Keeping up with data in the cloud
Each cloud service can fulfil a role for managing data created by an application. However, without a full overview of each set of data that is being created, it can be difficult to help the business meet all its requirements. While these applications may fulfil a specific business goal, wider issues like compliance can be compromised if they are not considered.
For example, all IT teams will have seen the initials GDPR bandied about. If your customer-facing app holds customer records, then managing this data is going to be a necessary requirement over time. Establishing if your public cloud platform can help you support tracking data over time – or whether this is solely left up to you – should be thought about at the beginning, rather than added on afterwards.
Whether multiple sets of data are created on S3 or EBS – or stored within hybrid cloud infrastructure that sits across public and private cloud – business applications have to be managed and the data they produce protected. Not only should this help your overall move to the cloud, it should support any efforts taking place around compliance when it comes to customer data and GDPR.

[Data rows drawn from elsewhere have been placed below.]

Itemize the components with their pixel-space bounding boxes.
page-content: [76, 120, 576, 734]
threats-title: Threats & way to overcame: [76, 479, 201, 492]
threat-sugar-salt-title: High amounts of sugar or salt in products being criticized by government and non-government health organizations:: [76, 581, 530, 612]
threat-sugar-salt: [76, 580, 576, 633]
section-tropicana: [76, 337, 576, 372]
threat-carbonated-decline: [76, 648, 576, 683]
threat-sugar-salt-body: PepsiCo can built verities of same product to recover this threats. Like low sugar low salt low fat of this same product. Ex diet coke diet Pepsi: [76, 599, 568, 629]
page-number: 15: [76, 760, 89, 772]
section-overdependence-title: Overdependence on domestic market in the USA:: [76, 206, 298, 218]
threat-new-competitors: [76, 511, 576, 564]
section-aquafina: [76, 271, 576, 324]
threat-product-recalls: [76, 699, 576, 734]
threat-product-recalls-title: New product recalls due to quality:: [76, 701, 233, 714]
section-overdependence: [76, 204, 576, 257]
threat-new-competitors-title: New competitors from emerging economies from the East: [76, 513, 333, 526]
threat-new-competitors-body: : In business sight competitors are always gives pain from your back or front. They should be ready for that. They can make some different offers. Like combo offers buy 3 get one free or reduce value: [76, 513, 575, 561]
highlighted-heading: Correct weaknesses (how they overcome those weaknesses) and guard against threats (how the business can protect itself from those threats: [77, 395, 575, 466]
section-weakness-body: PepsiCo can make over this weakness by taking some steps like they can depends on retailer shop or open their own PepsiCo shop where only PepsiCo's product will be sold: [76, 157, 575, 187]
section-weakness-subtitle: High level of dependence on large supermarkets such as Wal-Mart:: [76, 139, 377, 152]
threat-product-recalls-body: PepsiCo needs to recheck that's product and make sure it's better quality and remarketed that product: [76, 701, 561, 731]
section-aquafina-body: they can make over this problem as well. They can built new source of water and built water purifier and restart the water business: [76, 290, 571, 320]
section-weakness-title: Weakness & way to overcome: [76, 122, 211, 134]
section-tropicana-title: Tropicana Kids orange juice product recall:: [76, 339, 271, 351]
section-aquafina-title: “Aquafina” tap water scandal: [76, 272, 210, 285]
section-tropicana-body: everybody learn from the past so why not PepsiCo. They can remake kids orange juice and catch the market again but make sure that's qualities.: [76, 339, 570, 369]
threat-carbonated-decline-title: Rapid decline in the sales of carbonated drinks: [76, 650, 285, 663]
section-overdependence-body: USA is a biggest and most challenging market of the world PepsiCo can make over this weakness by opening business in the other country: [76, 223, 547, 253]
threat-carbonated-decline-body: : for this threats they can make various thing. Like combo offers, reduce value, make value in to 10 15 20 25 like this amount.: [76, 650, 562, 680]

Alongside moving applications built on cloud into production, IT teams have to look at where that application data is hosted or moved to. Whatever public cloud platforms you use, or hybrid environment is deployed, all this data will have to be protected and managed over time.
All cloud-native application designers will therefore have to think hard about how they use data, and how they maintain security, auditability and management over this.